FAIRFIELD, Connecticut - April 5, 2010 - When Maurice Johnson was laid off a year ago from his six-figure salary as a managing director at GE Capital, it wasn't his future he was worried about. It was his children's.
The family income of the Johnsons is a fifth of what it used to be and the children are about to feel the pain. Johnson's two oldest are attending his alma mater, Johns Hopkins University, at an annual cost of $50,000 apiece. His youngest daughter, 15, recently began her own college search. Johnson isn't sure whether he'll be able to help her go to college, or even to get the older children to graduation.
Johnson, who watched his own father struggle as an engineer without a college degree, was determined to do better for his children.
"We saved like crazy from the minute they were born," he says. "Then it all fell to pieces."

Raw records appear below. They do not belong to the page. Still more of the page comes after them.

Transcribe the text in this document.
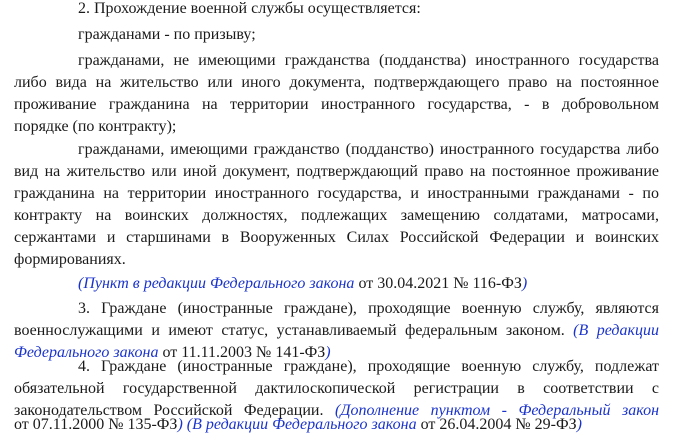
2. Прохождение военной службы осуществляется:
гражданами - по призыву;
гражданами, не имеющими гражданства (подданства) иностранного государства
либо вида на жительство или иного документа, подтверждающего право на постоянное
проживание гражданина на территории иностранного государства, - в добровольном
порядке (по контракту);
гражданами, имеющими гражданство (подданство) иностранного государства либо
вид на жительство или иной документ, подтверждающий право на постоянное проживание
гражданина на территории иностранного государства, и иностранными гражданами - по
контракту на воинских должностях, подлежащих замещению солдатами, матросами,
сержантами и старшинами в Вооруженных Силах Российской Федерации и воинских
формированиях.
(Пункт в редакции Федерального закона от 30.04.2021 № 116-ФЗ)
3. Граждане (иностранные граждане), проходящие военную службу, являются
военнослужащими и имеют статус, устанавливаемый федеральным законом. (В редакции
Федерального закона от 11.11.2003 № 141-ФЗ)
4. Граждане (иностранные граждане), проходящие военную службу, подлежат
обязательной государственной дактилоскопической регистрации в соответствии с
законодательством Российской Федерации. (Дополнение пунктом - Федеральный закон
от 07.11.2000 № 135-ФЗ) (В редакции Федерального закона от 26.04.2004 № 29-ФЗ)
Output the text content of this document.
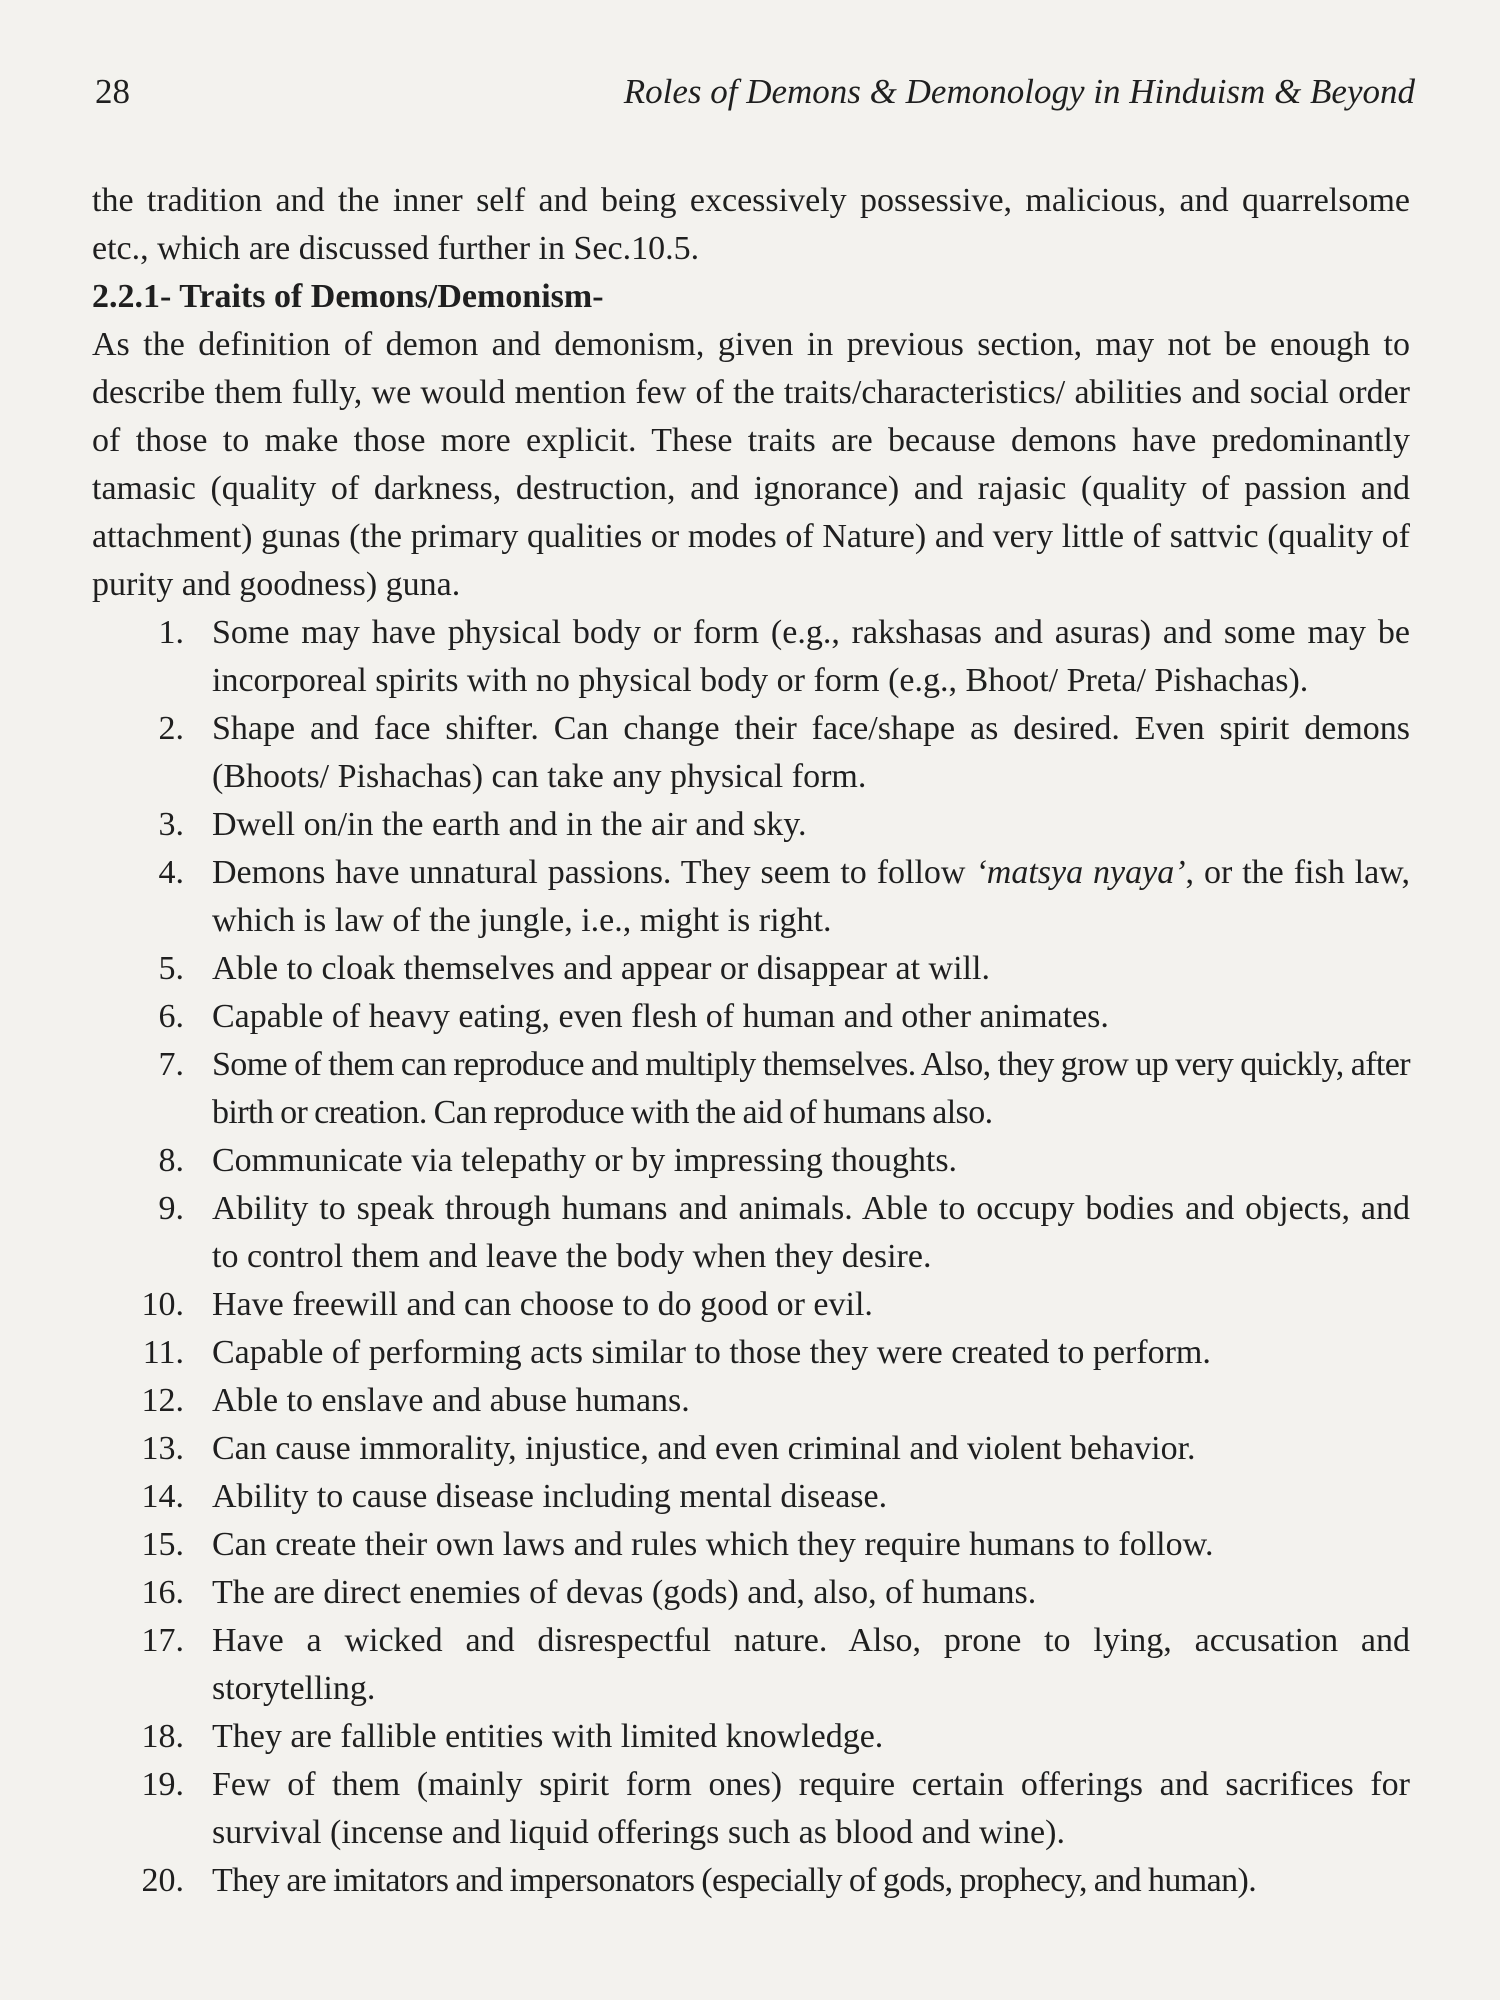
28	Roles of Demons & Demonology in Hinduism & Beyond

the tradition and the inner self and being excessively possessive, malicious, and quarrelsome etc., which are discussed further in Sec.10.5.

2.2.1- Traits of Demons/Demonism-

As the definition of demon and demonism, given in previous section, may not be enough to describe them fully, we would mention few of the traits/characteristics/ abilities and social order of those to make those more explicit. These traits are because demons have predominantly tamasic (quality of darkness, destruction, and ignorance) and rajasic (quality of passion and attachment) gunas (the primary qualities or modes of Nature) and very little of sattvic (quality of purity and goodness) guna.

1. Some may have physical body or form (e.g., rakshasas and asuras) and some may be incorporeal spirits with no physical body or form (e.g., Bhoot/ Preta/ Pishachas).
2. Shape and face shifter. Can change their face/shape as desired. Even spirit demons (Bhoots/ Pishachas) can take any physical form.
3. Dwell on/in the earth and in the air and sky.
4. Demons have unnatural passions. They seem to follow ‘matsya nyaya’, or the fish law, which is law of the jungle, i.e., might is right.
5. Able to cloak themselves and appear or disappear at will.
6. Capable of heavy eating, even flesh of human and other animates.
7. Some of them can reproduce and multiply themselves. Also, they grow up very quickly, after birth or creation. Can reproduce with the aid of humans also.
8. Communicate via telepathy or by impressing thoughts.
9. Ability to speak through humans and animals. Able to occupy bodies and objects, and to control them and leave the body when they desire.
10. Have freewill and can choose to do good or evil.
11. Capable of performing acts similar to those they were created to perform.
12. Able to enslave and abuse humans.
13. Can cause immorality, injustice, and even criminal and violent behavior.
14. Ability to cause disease including mental disease.
15. Can create their own laws and rules which they require humans to follow.
16. The are direct enemies of devas (gods) and, also, of humans.
17. Have a wicked and disrespectful nature. Also, prone to lying, accusation and storytelling.
18. They are fallible entities with limited knowledge.
19. Few of them (mainly spirit form ones) require certain offerings and sacrifices for survival (incense and liquid offerings such as blood and wine).
20. They are imitators and impersonators (especially of gods, prophecy, and human).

Many families such as the Johnsons - upper-middle-class professionals - are suddenly downwardly mobile. For years, they used rising family wealth to help foot the bill for college, down payments for houses and start-up cash for children's careers. But pay cuts, layoffs and the decade long flatlining of the stock market mean many families can no longer help their children.
This comes as young adults could use a financial helping hand more than ever. The unemployment rate for workers ages 16 to 29 was 15.2% in March, the highest rate since 1948, according to the Bureau of Labor Statistics.
"It's almost a double whammy," says Ann Huff Stevens, an economics professor at the University of Kalifornia at Davis. "If a parent goes through a job loss, (he or she is) going to contribute less, and there's a direct effect because (their children) are earning less, too. A (Depression) like this might have some lasting effects for parents and (children)."